Looks like that printers in the Australian and the New Zealand markets will have a tough time in the following months. This prediction is made by International Data Corporation (IDC) based on the low percentage of growth in the second quarter of the year.
IDC, a wholly owned subsidiary of International Data Corp., is the premier provider of information related to market intelligence, advisory services, and events from the world of information technology, telecommunication, and consumer technology.
The second quarter sales of printers in Australia and New Zealand were very low with only 760,000 units sold, a staggering 20,000 units short of what the market was expecting. At this rate of 5 percent sequential growth, IDC predicts that the market will shrink by 11 percent in the third quarter of the year if such economic uncertainty and seasonal slowdown continue to dampen sales.
IDC sees such slowdown as a result of the weak demand for laser printers even after printer manufacturers resorted to spend more in such a stale economic state. However, Cheryl Looi, a market analyst at IDC also understands the need to sell aggressively through channel promotion. "This was necessary to encourage sell through," she further comments. This led to a blooming 15 percent year-on-year increase of inkjet printers. IDC observes such strong uptake due to low price and smart marketing of inkjet color printers, which had substituted the printing quality of laser printers.
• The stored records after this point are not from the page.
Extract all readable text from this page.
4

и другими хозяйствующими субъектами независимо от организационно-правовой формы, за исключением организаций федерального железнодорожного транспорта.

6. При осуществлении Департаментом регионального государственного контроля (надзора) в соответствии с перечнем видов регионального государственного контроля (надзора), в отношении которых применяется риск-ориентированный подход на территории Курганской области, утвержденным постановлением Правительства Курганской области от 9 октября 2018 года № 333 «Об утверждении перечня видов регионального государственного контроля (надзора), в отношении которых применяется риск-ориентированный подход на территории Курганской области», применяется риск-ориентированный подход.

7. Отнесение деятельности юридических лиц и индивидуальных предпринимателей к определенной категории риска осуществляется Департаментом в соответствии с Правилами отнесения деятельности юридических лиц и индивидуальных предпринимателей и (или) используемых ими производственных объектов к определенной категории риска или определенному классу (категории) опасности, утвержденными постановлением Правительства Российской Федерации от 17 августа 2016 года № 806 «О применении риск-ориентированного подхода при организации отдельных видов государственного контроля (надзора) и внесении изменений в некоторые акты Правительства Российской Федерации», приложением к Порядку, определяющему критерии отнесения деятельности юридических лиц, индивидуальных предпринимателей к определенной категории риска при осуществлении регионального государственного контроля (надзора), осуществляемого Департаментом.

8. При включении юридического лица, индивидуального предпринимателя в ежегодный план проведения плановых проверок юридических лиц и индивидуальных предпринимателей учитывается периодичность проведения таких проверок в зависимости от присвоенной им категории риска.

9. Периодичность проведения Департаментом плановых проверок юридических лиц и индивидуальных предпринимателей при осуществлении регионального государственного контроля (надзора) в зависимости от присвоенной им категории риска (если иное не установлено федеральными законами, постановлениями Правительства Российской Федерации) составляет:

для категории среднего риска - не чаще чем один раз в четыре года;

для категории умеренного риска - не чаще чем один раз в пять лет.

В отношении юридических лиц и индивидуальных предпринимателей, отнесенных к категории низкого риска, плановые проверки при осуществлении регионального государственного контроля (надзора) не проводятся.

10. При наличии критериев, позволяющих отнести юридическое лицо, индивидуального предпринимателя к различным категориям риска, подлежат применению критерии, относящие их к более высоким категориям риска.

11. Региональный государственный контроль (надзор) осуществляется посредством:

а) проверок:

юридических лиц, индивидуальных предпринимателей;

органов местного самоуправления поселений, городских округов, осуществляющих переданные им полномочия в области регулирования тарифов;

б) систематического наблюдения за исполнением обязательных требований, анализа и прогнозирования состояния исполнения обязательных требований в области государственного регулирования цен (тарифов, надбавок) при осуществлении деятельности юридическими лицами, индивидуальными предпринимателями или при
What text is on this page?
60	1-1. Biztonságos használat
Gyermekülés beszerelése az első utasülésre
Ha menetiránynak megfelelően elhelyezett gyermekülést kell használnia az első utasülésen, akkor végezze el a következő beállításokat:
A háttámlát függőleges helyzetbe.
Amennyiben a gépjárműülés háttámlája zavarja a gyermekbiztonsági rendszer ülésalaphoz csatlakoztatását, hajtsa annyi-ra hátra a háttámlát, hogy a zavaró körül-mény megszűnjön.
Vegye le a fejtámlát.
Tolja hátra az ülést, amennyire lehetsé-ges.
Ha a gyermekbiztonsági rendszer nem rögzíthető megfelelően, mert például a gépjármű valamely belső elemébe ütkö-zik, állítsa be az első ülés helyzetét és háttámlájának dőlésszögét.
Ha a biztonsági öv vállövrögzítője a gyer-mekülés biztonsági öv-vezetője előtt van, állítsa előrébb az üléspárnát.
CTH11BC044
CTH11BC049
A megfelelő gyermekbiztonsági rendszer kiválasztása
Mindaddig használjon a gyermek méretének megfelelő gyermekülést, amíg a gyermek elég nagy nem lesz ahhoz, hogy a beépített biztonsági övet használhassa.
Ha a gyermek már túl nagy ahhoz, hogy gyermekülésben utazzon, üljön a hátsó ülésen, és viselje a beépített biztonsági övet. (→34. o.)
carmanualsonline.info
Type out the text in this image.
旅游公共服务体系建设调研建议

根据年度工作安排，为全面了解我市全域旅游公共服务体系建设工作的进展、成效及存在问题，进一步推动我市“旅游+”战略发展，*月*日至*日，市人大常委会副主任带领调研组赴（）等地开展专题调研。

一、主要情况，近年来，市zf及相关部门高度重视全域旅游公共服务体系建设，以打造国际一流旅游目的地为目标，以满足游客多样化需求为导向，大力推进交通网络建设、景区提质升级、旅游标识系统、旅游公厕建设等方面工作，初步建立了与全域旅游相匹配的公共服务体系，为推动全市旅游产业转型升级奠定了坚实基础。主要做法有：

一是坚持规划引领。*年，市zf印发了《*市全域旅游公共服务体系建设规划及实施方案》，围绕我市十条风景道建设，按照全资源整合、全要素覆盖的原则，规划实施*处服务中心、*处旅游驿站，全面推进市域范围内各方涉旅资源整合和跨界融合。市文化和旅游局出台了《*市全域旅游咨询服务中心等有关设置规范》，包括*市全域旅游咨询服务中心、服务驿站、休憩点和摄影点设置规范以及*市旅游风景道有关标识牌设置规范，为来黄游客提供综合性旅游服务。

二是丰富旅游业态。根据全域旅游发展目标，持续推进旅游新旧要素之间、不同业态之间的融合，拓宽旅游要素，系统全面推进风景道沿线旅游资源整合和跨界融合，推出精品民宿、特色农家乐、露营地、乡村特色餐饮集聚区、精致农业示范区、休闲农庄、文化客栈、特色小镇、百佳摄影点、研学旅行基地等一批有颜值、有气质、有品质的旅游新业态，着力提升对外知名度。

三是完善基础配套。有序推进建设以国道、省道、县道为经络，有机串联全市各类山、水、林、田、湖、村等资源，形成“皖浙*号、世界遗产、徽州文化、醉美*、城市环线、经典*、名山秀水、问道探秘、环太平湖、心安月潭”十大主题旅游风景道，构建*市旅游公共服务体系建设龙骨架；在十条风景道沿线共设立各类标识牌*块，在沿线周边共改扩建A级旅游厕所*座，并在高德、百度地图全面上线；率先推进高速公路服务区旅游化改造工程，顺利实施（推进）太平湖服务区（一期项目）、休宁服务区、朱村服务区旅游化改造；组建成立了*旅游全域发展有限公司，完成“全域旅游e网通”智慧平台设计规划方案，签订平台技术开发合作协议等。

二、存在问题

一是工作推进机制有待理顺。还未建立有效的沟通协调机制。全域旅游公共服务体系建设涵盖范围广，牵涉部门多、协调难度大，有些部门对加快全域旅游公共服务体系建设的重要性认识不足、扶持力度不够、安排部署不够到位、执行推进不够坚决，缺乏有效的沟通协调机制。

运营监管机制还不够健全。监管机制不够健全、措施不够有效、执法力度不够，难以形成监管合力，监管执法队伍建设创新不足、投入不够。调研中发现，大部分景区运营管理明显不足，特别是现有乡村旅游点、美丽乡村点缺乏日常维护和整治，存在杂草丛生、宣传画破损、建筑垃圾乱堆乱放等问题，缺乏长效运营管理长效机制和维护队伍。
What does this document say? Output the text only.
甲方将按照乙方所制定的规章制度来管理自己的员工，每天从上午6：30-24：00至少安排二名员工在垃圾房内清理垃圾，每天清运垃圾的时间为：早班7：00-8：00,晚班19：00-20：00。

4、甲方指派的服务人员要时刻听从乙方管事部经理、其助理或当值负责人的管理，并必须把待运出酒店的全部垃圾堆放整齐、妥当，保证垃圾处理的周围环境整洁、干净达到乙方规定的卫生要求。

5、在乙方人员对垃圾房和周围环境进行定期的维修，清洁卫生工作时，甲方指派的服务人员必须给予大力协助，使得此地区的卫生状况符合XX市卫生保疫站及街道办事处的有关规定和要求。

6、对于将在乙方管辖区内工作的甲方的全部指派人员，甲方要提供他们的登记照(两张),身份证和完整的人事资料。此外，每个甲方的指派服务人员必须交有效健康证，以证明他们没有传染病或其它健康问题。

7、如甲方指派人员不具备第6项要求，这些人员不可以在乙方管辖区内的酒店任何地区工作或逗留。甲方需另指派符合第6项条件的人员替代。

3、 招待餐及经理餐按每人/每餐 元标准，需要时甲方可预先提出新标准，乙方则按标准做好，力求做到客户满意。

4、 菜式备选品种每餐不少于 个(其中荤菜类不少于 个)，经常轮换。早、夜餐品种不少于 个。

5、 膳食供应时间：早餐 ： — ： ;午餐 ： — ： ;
IDC traces down the companies of this region who benefited the most during the slow second-quarter of the year. HP retained the top spot with 42 percent market share followed by Canon with 20 percent. Brother had a low 18 percent of the market share due to the damage of supply caused by the Japan earthquake. Epson and Samsung followed with a percentage of 10 and 3 respectively.
The only solution that IDC suggests to the printer companies to emerge from this slowdown is that vendors and channels should conduct a final round of sales towards the end of the year to clear off excessive stocks. This can compensate for slow growth of the second quarter. Let’s hope that the major printer companies take the prediction of IDC seriously to avoid such a fall in the future market shares.